Lawaboveall isn't entirely wrong in his/her post. Some of the budget stuff was outright political patronage and croneyism at its worst.

That being said, I have to question the wisdom of summarily getting rid of 20+ years of legal experience. The loss of institutional knowledge will be stupefying. However, if they want to bid it out, that's fine; a little competition is good for the taxpayers . . . as long as the commissioners don't rig the bid the way they did the Kenwood Park Phase I contract. First, bidders were told to bid on construction of the project with an equipment building included. Then, after bids were received, they eliminated the equipment building and changed how they were going to evaluate bids to steer the work to a contractor who was not the lowest bidder. (FYI, people do prison time for stuff like that; just ask Bill Campbell's friends.)

Given their past behavior, I expect that they will rig any bid for county legal services to go to some political croney and the taxpayers will end up funding incompetence. We just have to hope that the incompetent won't also cost us a ton of money in otherwise-preventable lawsuits.

-------------------------------
If you and I are always in agreement, one of us is likely armed and dangerous.

Submitted by tonto707 on Sat, 06/30/2007 - 3:12pm.

law above all, aka Janet Dunn, is no lawyer at all, just a parrot. And an ignorant parrot too, I might add.

Submitted by lawaboveall on Mon, 07/02/2007 - 5:25pm.

Every time someone logs on here to support a reasonable argument and you disagree, it has to be poor old Janet Dunn. You have no clue as to who I might be and never will. I present facts supported by reasonable information and all you can say is... ignorant parrot? That is so weak it is beyond comprehension. That all you got?

Why not just say something really mean like..yo momma, or fiddlesticks or some other equally mature response.

Calling some one ignorant because you are incapable of a counter argument is so typical of the weak of mind.

Submitted by dollaradayandfound on Sat, 06/30/2007 - 1:36pm.

I have never seen a bid sheet for a lawyer to fill out who is applying for a right to represent the city.
I would suspect it says: I will charge (X$) per billable hour for my services.
I would suspect that the low bidder for the position is just as likely not to get the job as any one applying.
It all depends upon what the "deciders" know and like about each lawyer. After all, how does anyone know just how many billable hours there will be? I'm sure the bidders did make an attachment indicating how they would bill hours, but it will never say how many!
The only way you can have a fixed cost for lawyers is to hire one or more and forbid them to hire helpers as contractors.
Now, a municipality can not go without lawyers. Here is why: Your lawyer and the "Other" lawyer he is contesting will get together and actually see what is acceptable to each. That will be proposed and usually carries.
If you do not have a lawyer, well then?????? Lawyers do make all of the laws!
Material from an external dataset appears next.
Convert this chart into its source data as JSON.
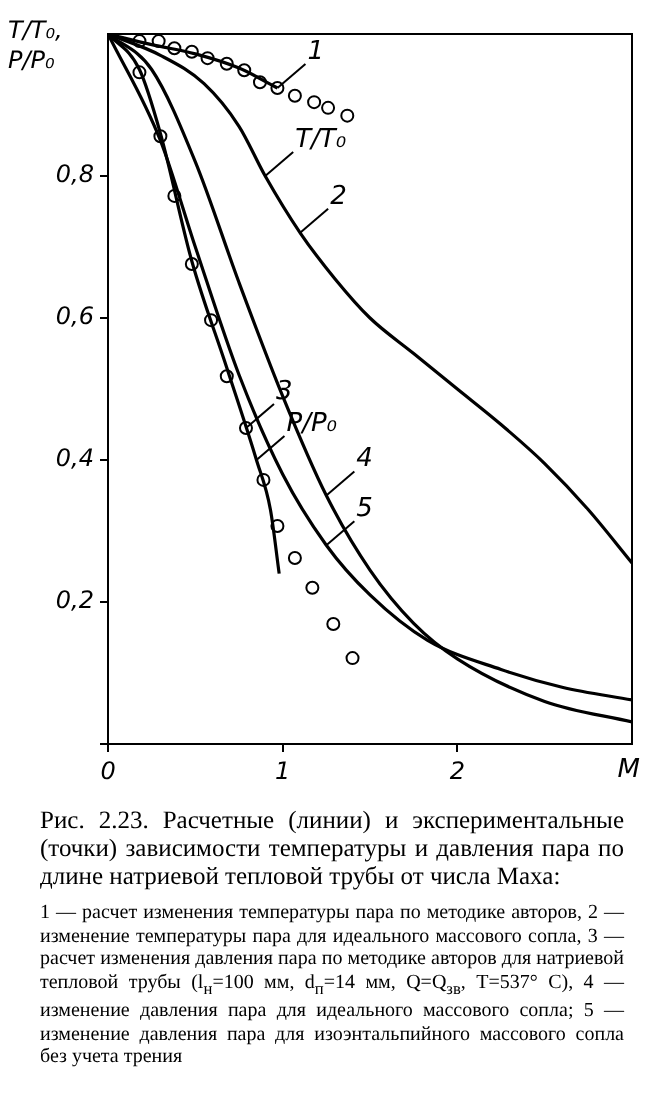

Submitted by loanarranger707 on Fri, 06/29/2007 - 2:55pm.

The first and foremost requirement of any job is showing up for work. Elected officials who can't show up for work shouldn't run for office, and they shouldn't be allowed to serve.

With the technology available today, officials who absolutely need to be physically away can always make arrangements to attend by teleconferencing. It probably ought to be at their own expense, but they perhaps could be allowed two freebees a year.